Monsieur le président de la République, qu'avez-vous fait du projet de loi vous proposant le mode de scrutin majoritaire binominal (un homme, une femme) à deux tours ? Monsieur le président du gouvernement, êtes-vous à l'origine du nouveau projet de loi qui maintient le mode de scrutin à la proportionnelle à un tour avec un dangereux seuil à 5% ? Cela ressemble, à s'y méprendre, à un nouvel épisode de cette guerre froide, désormais notoire, entre les deux palais. A savoir, les deux têtes de l'exécutif.
Monsieur le président de la République, lors de votre discours du 20 mars dernier, vous avez vous-même cité nos constitutionnalistes, à savoir Messieurs Amin Mahfoudh, Sadok Belaïd et Houcine Dimassi, en les chargeant de vous élaborer une nouvelle proposition de loi concernant le mode de scrutin. C'est ce à quoi ils se sont attelés et, dernièrement, plusieurs médias et quotidiens de la place en ont publié de larges extraits. Ce projet de loi, propose de modifier le mode de scrutin actuel et d'adopter un nouveau mode binominal, majoritaire et à deux tours.
Qu'est devenu ce projet de loi ? Pourquoi ce silence qui ressemble à un lâchage, voire même ce qui paraît comme un nouveau marchandage avec Ennahdha, s'il s'avère bien sûr que vous êtes à l'origine de l'autre projet de loi à la proportionnelle avec un seuil de 5% désormais sur le bureau de Monsieur Chahed ? Est-ce ainsi qu'on doit se comporter avec nos constitutionnalistes ? A moins que par cette guerre froide larvée, Monsieur Chahed vous a brûlé la politesse et a marqué un point !
Monsieur le président de la République, vous nous devez une explication ou du moins, et c'est le minimum, initier le débat sur cette brulante et importante question. L'avenir de notre pays en dépend.
Monsieur le président du gouvernement, si vous êtes à l'origine du projet de loi proposant la proportionnelle avec un seuil de 5%, vous nous devez également des explications et permettre aussi un large débat, ne se limitant pas aux seuls parlementaires. A moins que ce soit le président de la République qui vous l'a imposé sans que vous réagissiez, et là, c'est lui qui marque un point !
Monsieur Chahed, si vous avez des prétentions pour les échéances de 2019, et c'est votre droit le plus légitime, on vous dit d'avance qu'avec ce dangereux mode de scrutin à la proportionnelle vous n'irez pas loin. Vous perdrez. Car quelque soit le mode de scrutin, Ennahdha, face à la division de la famille démocrate, sera toujours première, même si elle ne représente en réalité qu'entre 16 et 24% de voix. Avec un scrutin à deux tours, au premier on choisi, au deuxième on s'allie et on élimine. C'est la seule solution pour gagner et s'assurer stabilité et bonne gouvernance. Le pays en a besoin.

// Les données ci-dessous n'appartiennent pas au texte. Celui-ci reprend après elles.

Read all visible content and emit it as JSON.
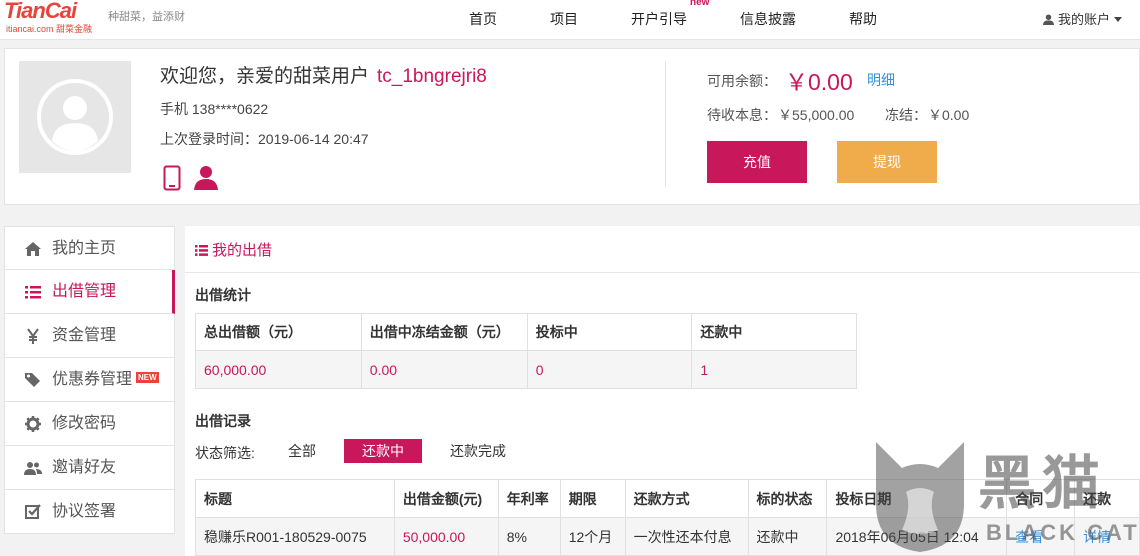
{
  "header": {
    "logo_main": "TianCai",
    "logo_sub": "itiancai.com 甜菜金融",
    "slogan": "种甜菜，益添财",
    "nav": [
      "首页",
      "项目",
      "开户引导",
      "信息披露",
      "帮助"
    ],
    "nav_new_badge": "new",
    "account_label": "我的账户"
  },
  "profile": {
    "welcome": "欢迎您，亲爱的甜菜用户",
    "username": "tc_1bngrejri8",
    "phone": "手机 138****0622",
    "last_login": "上次登录时间：2019-06-14 20:47",
    "balance_label": "可用余额：",
    "balance_value": "￥0.00",
    "detail_link": "明细",
    "pending_label": "待收本息：",
    "pending_value": "￥55,000.00",
    "frozen_label": "冻结：",
    "frozen_value": "￥0.00",
    "recharge_button": "充值",
    "withdraw_button": "提现"
  },
  "sidebar": {
    "items": [
      {
        "label": "我的主页",
        "icon": "home-icon"
      },
      {
        "label": "出借管理",
        "icon": "list-icon"
      },
      {
        "label": "资金管理",
        "icon": "yen-icon"
      },
      {
        "label": "优惠券管理",
        "icon": "tag-icon",
        "badge": "NEW"
      },
      {
        "label": "修改密码",
        "icon": "gear-icon"
      },
      {
        "label": "邀请好友",
        "icon": "users-icon"
      },
      {
        "label": "协议签署",
        "icon": "checkbox-icon"
      }
    ]
  },
  "main": {
    "title": "我的出借",
    "stats_title": "出借统计",
    "stats_headers": [
      "总出借额（元）",
      "出借中冻结金额（元）",
      "投标中",
      "还款中"
    ],
    "stats_values": [
      "60,000.00",
      "0.00",
      "0",
      "1"
    ],
    "records_title": "出借记录",
    "filter_label": "状态筛选:",
    "filters": [
      "全部",
      "还款中",
      "还款完成"
    ],
    "records_headers": [
      "标题",
      "出借金额(元)",
      "年利率",
      "期限",
      "还款方式",
      "标的状态",
      "投标日期",
      "合同",
      "还款"
    ],
    "records_rows": [
      [
        "稳赚乐R001-180529-0075",
        "50,000.00",
        "8%",
        "12个月",
        "一次性还本付息",
        "还款中",
        "2018年06月05日 12:04",
        "查看",
        "详情"
      ]
    ]
  },
  "watermark": {
    "text": "黑猫",
    "sub": "BLACK CAT"
  },
  "colors": {
    "accent": "#c8175a",
    "withdraw": "#f0ac4b",
    "link": "#3b8fd6"
  }
}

Nous avons notre mot à dire en tant que société civile qui se bat depuis 2013 pour la modification de l'actuel mode de scrutin. Et le premier à nous le conseiller, n'est pas n'importe qui, puisqu'il s'agissait de Monsieur Kamel Jendoubi, premier président de l'I.S.I.E puis ministre dans le gouvernement Essid. Autant il luttait pour la mode de scrutin à la proportionnelle pour les élections de 2011, seul scrutin juste à cette époque, permettant la représentation de toutes les tendances politiques pour écrire une nouvelle Constitution, autant après, il était persuadé, et nous avec lui, que le maintien de ce mode de scrutin n'engendrerai qu'instabilité et médiocrité. Il a vu juste. Messieurs les chefs de l'exécutif, avant de passer quoique ce soit sur le mode de scrutin, ouvrez le débat avec la société civile. Nous y avons droit.